In PPC or pay-per-click marketing, keywords are a necessary element. If you want to launch a successful PPC campaign, you need to find the right keywords, group them properly, and optimize how they’re used. Successful PPC campaigns translate into increased traffic on your website and lead conversions.
So, what exactly are keywords?
If a question pops up in your head, you will likely pick up a device and type out your question into a Google search bar. Or most likely, only some parts of the question. You will omit any definite or indefinite articles and focus on typing the verbs, adjectives, and nouns. For instance, if I wanted to find out what pharmacy is working late at night near me, I wouldn’t type the whole question into the Google search bar. Instead, my query would probably look something like this ‘night pharmacy near me’.
Some of the four words that I ended up typing into the search bar are what we call keywords. So, you type in some keywords into the Google search bar, and Google presents you with results. These results can either be organic or paid advertisements, but either way, they are relevant to the words in your search bar. As a business, you obviously want your products or services to pop up in Google’s result pages (SERPs) when people search for something.
However, many businesses offer the same or similar products and services. Using our example from earlier, let’s take the word pharmacy. The word pharmacy can be a keyword, but it’s a very generic word that every pharmacy will use, making it too competitive. In other words, it would be exceedingly difficult to rank using that keyword.
You can try using synonyms, but in the case of the word pharmacy, that might be difficult as most people never even heard of its synonym apothecary. Consequently, your only option is to use alternative keywords. Keyword research is crucial as it enables you to determine alternative keywords that you can use to lead people to your website.
How do I know what keywords to use?
Finding keywords, especially the right keywords, is no easy feat. Lucky for you, there are plenty of keyword research tools (free and paid) and analytics data that can aid you in your search. Here’s a pro tip; always organize your keywords into groups of closely related keywords. For example, the word ‘cake’ is very closely related to ‘birthday’ and ‘wedding,’ so that can be one grouping.

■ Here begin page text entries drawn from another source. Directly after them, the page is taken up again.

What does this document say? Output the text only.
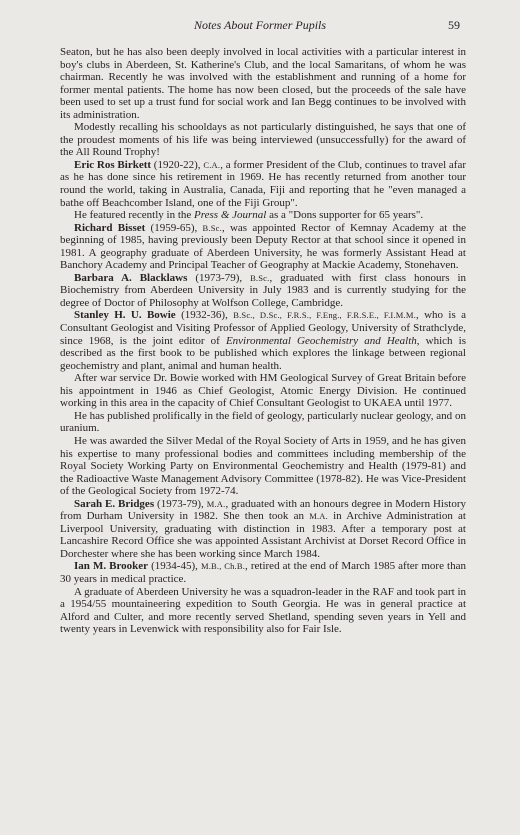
Notes About Former Pupils	59

Seaton, but he has also been deeply involved in local activities with a particular interest in boy's clubs in Aberdeen, St. Katherine's Club, and the local Samaritans, of whom he was chairman. Recently he was involved with the establishment and running of a home for former mental patients. The home has now been closed, but the proceeds of the sale have been used to set up a trust fund for social work and Ian Begg continues to be involved with its administration.

Modestly recalling his schooldays as not particularly distinguished, he says that one of the proudest moments of his life was being interviewed (unsuccessfully) for the award of the All Round Trophy!

Eric Ros Birkett (1920-22), C.A., a former President of the Club, continues to travel afar as he has done since his retirement in 1969. He has recently returned from another tour round the world, taking in Australia, Canada, Fiji and reporting that he "even managed a bathe off Beachcomber Island, one of the Fiji Group".

He featured recently in the Press & Journal as a "Dons supporter for 65 years".

Richard Bisset (1959-65), B.Sc., was appointed Rector of Kemnay Academy at the beginning of 1985, having previously been Deputy Rector at that school since it opened in 1981. A geography graduate of Aberdeen University, he was formerly Assistant Head at Banchory Academy and Principal Teacher of Geography at Mackie Academy, Stonehaven.

Barbara A. Blacklaws (1973-79), B.Sc., graduated with first class honours in Biochemistry from Aberdeen University in July 1983 and is currently studying for the degree of Doctor of Philosophy at Wolfson College, Cambridge.

Stanley H. U. Bowie (1932-36), B.Sc., D.Sc., F.R.S., F.Eng., F.R.S.E., F.I.M.M., who is a Consultant Geologist and Visiting Professor of Applied Geology, University of Strathclyde, since 1968, is the joint editor of Environmental Geochemistry and Health, which is described as the first book to be published which explores the linkage between regional geochemistry and plant, animal and human health.

After war service Dr. Bowie worked with HM Geological Survey of Great Britain before his appointment in 1946 as Chief Geologist, Atomic Energy Division. He continued working in this area in the capacity of Chief Consultant Geologist to UKAEA until 1977.

He has published prolifically in the field of geology, particularly nuclear geology, and on uranium.

He was awarded the Silver Medal of the Royal Society of Arts in 1959, and he has given his expertise to many professional bodies and committees including membership of the Royal Society Working Party on Environmental Geochemistry and Health (1979-81) and the Radioactive Waste Management Advisory Committee (1978-82). He was Vice-President of the Geological Society from 1972-74.

Sarah E. Bridges (1973-79), M.A., graduated with an honours degree in Modern History from Durham University in 1982. She then took an M.A. in Archive Administration at Liverpool University, graduating with distinction in 1983. After a temporary post at Lancashire Record Office she was appointed Assistant Archivist at Dorset Record Office in Dorchester where she has been working since March 1984.

Ian M. Brooker (1934-45), M.B., Ch.B., retired at the end of March 1985 after more than 30 years in medical practice.

A graduate of Aberdeen University he was a squadron-leader in the RAF and took part in a 1954/55 mountaineering expedition to South Georgia. He was in general practice at Alford and Culter, and more recently served Shetland, spending seven years in Yell and twenty years in Levenwick with responsibility also for Fair Isle.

You can also instruct Google not to show your ads for some keywords as it can help you reach a more precise target audience. Finally, focus on the keywords that perform best while keeping in mind that the most popular keywords in any industry are too competitive and expensive. The idea is to do research, see what your competitors are doing and try to come up with alternative words that you can use to make your PPC campaign more successful.
How do you bid on them?
As we’ve mentioned already, advertisers bid for space at the top of a results page for specific keywords. Naturally, if your website is at the top of the SERP, the keyword acts as a free source of website traffic for your business.
When you bid on keywords, you can select how Google matches your ads against relevant search queries. These are the available match types:
Broad Match: This is the default keyword match type whereby Google matches your ad against the greatest number of possible queries. Using this option gives your exposure to longer queries, as well as closely related searches.
Modified Broad Match: This is a more targeted match type whereby Google will only display your ad if the query has one or more exact keywords in it. Google won’t match your ads to synonyms or closely related searches when using this match type.
Phrase Match: This type focuses on matching specific phrases instead of words. For example, ‘bathing suit’. Google will only match your ads to queries containing that exact phrase.
Exact Match: Using this method, Google only matches your ads to queries that are identical to your keywords, word for ford.
Some of the match types are more restrictive than others; however, both have their own benefits. While broad keyword parameters will certainly bring you more clicks, those clicks won’t be as targeted. On the other hand, narrow parameters equate to fewer clicks but higher conversion chances as they are more targeted.